En présentant ainsi le terme dans ses associations linguistiques essentielles, légitimées par l’institution du dictionnaire, la définition lexicale constitue un stock de “permis d’inférer”, V. Définition (3).

Le savoir des mots (définition lexicale) et le savoir des choses (définition encyclopédique) sont en principe bien distincts, mais en fait, pour les termes ayant reçu une définition encyclopédique, ils sont inextricablement liés. “Le baromètre baisse, le temps se gâte” : la déduction est-elle opérée en référence à une loi physique météorologique (un savoir) faisant intervenir les variations de pression atmosphérique, ou l’inférence est-elle inscrite dans le sens du mot lui-même ? Connaître le sens fonctionnel du mot baromètre, c’est savoir que “quand ça baisse, le temps se gâte”.

Tous les mots sont dignes d’une définition lexicale mais seulement celles qui ont “beaucoup d’être”  font pas l’objet d’un savoir scientifique. La frontière entre les deux catégories est mouvante et tributaire de l’état de la recherche ; la conversation, jugée jadis chose futile et insaisissable, a été conceptualisée de façon fructueuse par l’analyse conversationnelle et l’ethnométhodologie : ces sciences ont donné de l’être à leur objet.

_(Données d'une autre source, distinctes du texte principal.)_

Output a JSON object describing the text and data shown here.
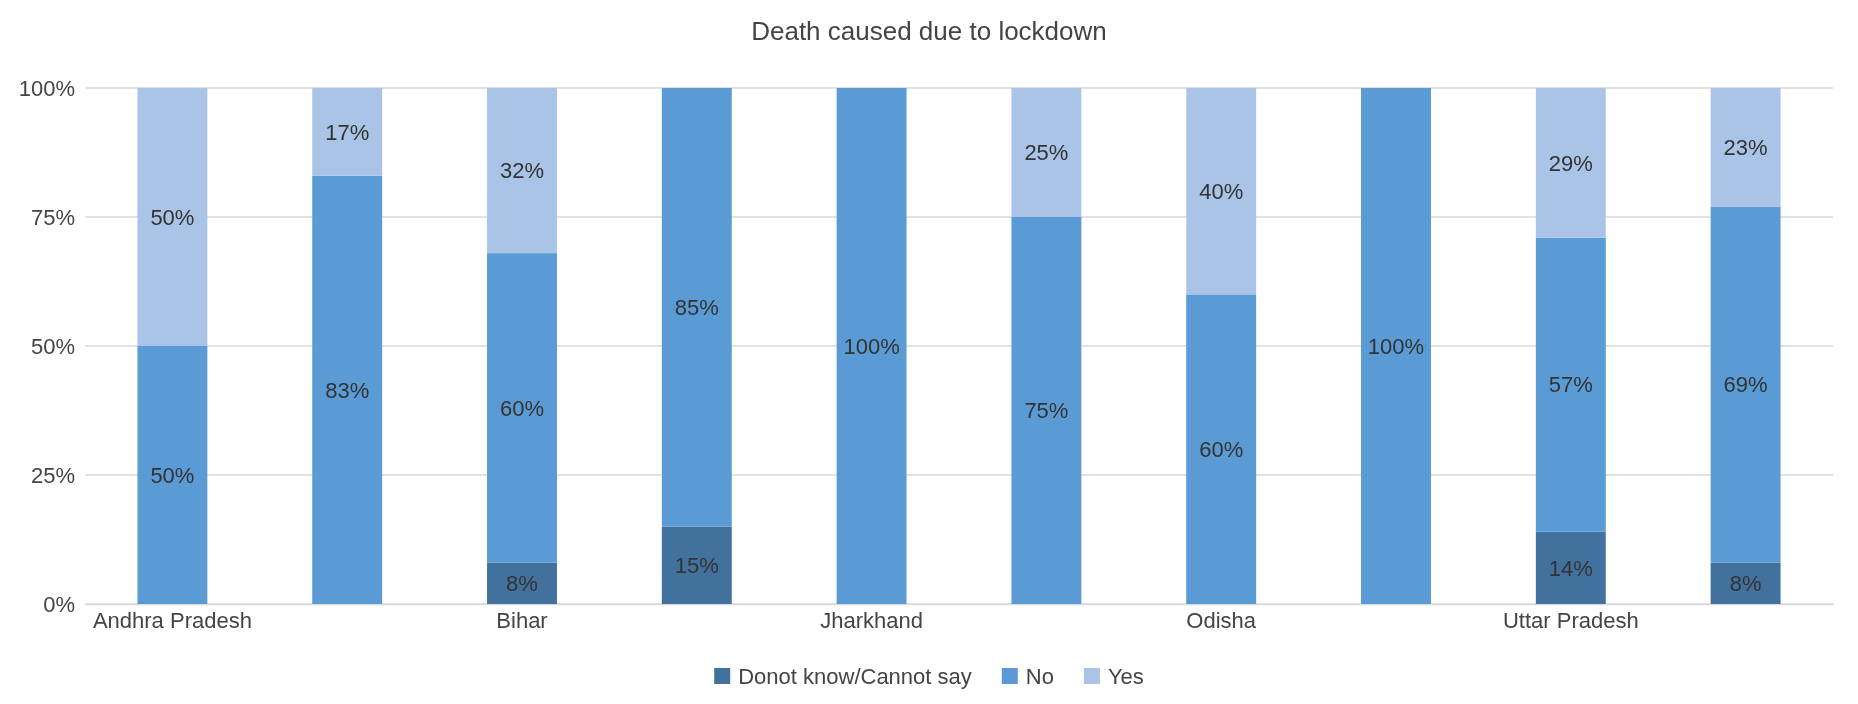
{
  "chart_data": {
    "type": "bar",
    "title": "Death caused due to lockdown",
    "stacked": true,
    "categories": [
      "Andhra Pradesh",
      null,
      "Bihar",
      null,
      "Jharkhand",
      null,
      "Odisha",
      null,
      "Uttar Pradesh",
      null
    ],
    "series": [
      {
        "name": "Donot know/Cannot say",
        "color": "#41719c",
        "values": [
          null,
          null,
          8,
          15,
          null,
          null,
          null,
          null,
          14,
          8
        ],
        "value_labels": [
          null,
          null,
          "8%",
          "15%",
          null,
          null,
          null,
          null,
          "14%",
          "8%"
        ]
      },
      {
        "name": "No",
        "color": "#5b9bd5",
        "values": [
          50,
          83,
          60,
          85,
          100,
          75,
          60,
          100,
          57,
          69
        ],
        "value_labels": [
          "50%",
          "83%",
          "60%",
          "85%",
          "100%",
          "75%",
          "60%",
          "100%",
          "57%",
          "69%"
        ]
      },
      {
        "name": "Yes",
        "color": "#a9c4e6",
        "values": [
          50,
          17,
          32,
          null,
          null,
          25,
          40,
          null,
          29,
          23
        ],
        "value_labels": [
          "50%",
          "17%",
          "32%",
          null,
          null,
          "25%",
          "40%",
          null,
          "29%",
          "23%"
        ]
      }
    ],
    "ylim": [
      0,
      100
    ],
    "yticks": [
      {
        "value": 0,
        "label": "0%"
      },
      {
        "value": 25,
        "label": "25%"
      },
      {
        "value": 50,
        "label": "50%"
      },
      {
        "value": 75,
        "label": "75%"
      },
      {
        "value": 100,
        "label": "100%"
      }
    ],
    "grid": "y",
    "legend": "bottom"
  }
}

4. Définition et argumentation

Les situations argumentatives peuvent déstabiliser et mettre ouvertement en discussion le “vrai sens des mots”. Il se produit alors une stase de définition, où se développe une argumentation établissant une définition.

Les argumentations exploitant une définition présupposent l’existence d’une catégorie d’êtres appartenant à une catégorie désignée soit par un nom ou par une expression définie. Ces argumentations 1) rattachent à un être à ces catégories et 2) attribuent à cet être les propriétés, essentielles ou accessoires qui caractérisent cette catégorie.
On rejette une argumentation par la catégorisation en montrant que la définition fondant la catégorisation est mal construite.


[1] Dans L’Unité de l’homme, E. Morin et M. Piattelli-Palmarini (dir.), Paris, Le Seuil, 1974, p. 183.